Homo floresiensis was discovered in 2003 within a cave on the Indonesian island of Flores, but researchers originally dated the end of the species to around 12,000 years ago. A new study shows the small-statured human species, nicknamed "The Hobbit" by investigators, died out around 50,000 years before our own time.

These halflings stood approximately 42 inches tall, and featured a brain much like that seen in modern chimpanzees. This mental capacity allowed H. floresiensis to use stone tools as they went about their day-to-day business, including hunting pygmy elephants.

Human beings spread throughout local islands around 50,000 years ago, an event that was followed by the disappearance of the ancient hobbit people. Numerous animal species, including large Komodo dragons, also died off on Flores at around the time Home sapiens first walked on the island. Future research will examine if our direct ancestors were directly responsible for killing off the halfling-like creatures on Flores.

"To me, the question is, 'Would the Hobbits have become extinct if humans had never made landfall on Flores?' and the answer is 'no.' We were likely the decisive factor in their demise, but we still need to find hard evidence to back up this hunch," said Bert Roberts of the University of Wollongong in Australia.
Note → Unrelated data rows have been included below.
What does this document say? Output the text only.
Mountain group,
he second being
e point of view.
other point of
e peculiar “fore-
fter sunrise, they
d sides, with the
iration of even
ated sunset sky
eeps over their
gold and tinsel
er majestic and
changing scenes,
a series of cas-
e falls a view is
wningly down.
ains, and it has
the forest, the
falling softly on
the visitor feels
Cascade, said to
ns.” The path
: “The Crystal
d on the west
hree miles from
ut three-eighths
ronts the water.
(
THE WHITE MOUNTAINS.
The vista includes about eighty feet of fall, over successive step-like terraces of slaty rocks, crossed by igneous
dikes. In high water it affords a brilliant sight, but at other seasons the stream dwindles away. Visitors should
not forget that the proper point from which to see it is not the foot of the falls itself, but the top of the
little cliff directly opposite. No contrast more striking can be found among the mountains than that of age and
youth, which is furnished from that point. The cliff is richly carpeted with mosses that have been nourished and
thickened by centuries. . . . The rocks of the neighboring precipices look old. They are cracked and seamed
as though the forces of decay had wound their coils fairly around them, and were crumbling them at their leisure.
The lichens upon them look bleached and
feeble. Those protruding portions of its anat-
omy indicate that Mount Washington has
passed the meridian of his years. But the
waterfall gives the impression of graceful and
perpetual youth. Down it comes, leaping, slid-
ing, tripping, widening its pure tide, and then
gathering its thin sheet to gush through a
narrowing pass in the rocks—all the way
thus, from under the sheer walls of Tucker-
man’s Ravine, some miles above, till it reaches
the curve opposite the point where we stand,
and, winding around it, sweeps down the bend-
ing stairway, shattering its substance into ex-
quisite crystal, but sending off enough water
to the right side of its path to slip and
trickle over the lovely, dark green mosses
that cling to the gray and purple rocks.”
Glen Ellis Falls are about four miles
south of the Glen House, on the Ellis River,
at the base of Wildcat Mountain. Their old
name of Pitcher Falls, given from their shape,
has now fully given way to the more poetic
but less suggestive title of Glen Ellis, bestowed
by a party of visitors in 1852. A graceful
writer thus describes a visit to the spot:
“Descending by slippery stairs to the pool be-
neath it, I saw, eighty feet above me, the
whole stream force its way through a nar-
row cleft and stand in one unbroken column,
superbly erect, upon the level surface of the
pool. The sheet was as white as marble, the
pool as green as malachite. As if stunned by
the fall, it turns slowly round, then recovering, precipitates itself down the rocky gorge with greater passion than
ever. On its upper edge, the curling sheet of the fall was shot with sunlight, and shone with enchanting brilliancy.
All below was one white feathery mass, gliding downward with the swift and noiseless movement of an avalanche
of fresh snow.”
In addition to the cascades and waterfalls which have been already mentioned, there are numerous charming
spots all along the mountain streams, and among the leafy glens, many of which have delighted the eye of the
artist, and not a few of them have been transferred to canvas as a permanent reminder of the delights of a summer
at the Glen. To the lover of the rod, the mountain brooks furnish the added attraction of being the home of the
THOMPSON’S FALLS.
Sediment housing the skeletal remains, together with stone tools, was examined by archaeologists looking to better understand the age of the finds. The tools were dated between 50,000 and 190,000 years before our time, while the hobbit bones were measured to be 60,000 to 100,000 years old.

Researchers believe the earlier measurement recording an age of 11,000 to 13,000 years old was a simple mistake. Investigators on that earlier study may have confused two layers of remains, leading to the erroneous conclusion. The new data was based on additional digs in the area, providing more accurate dating of finds.

Analysis of the hobbit people remains was detailed in the journal Nature.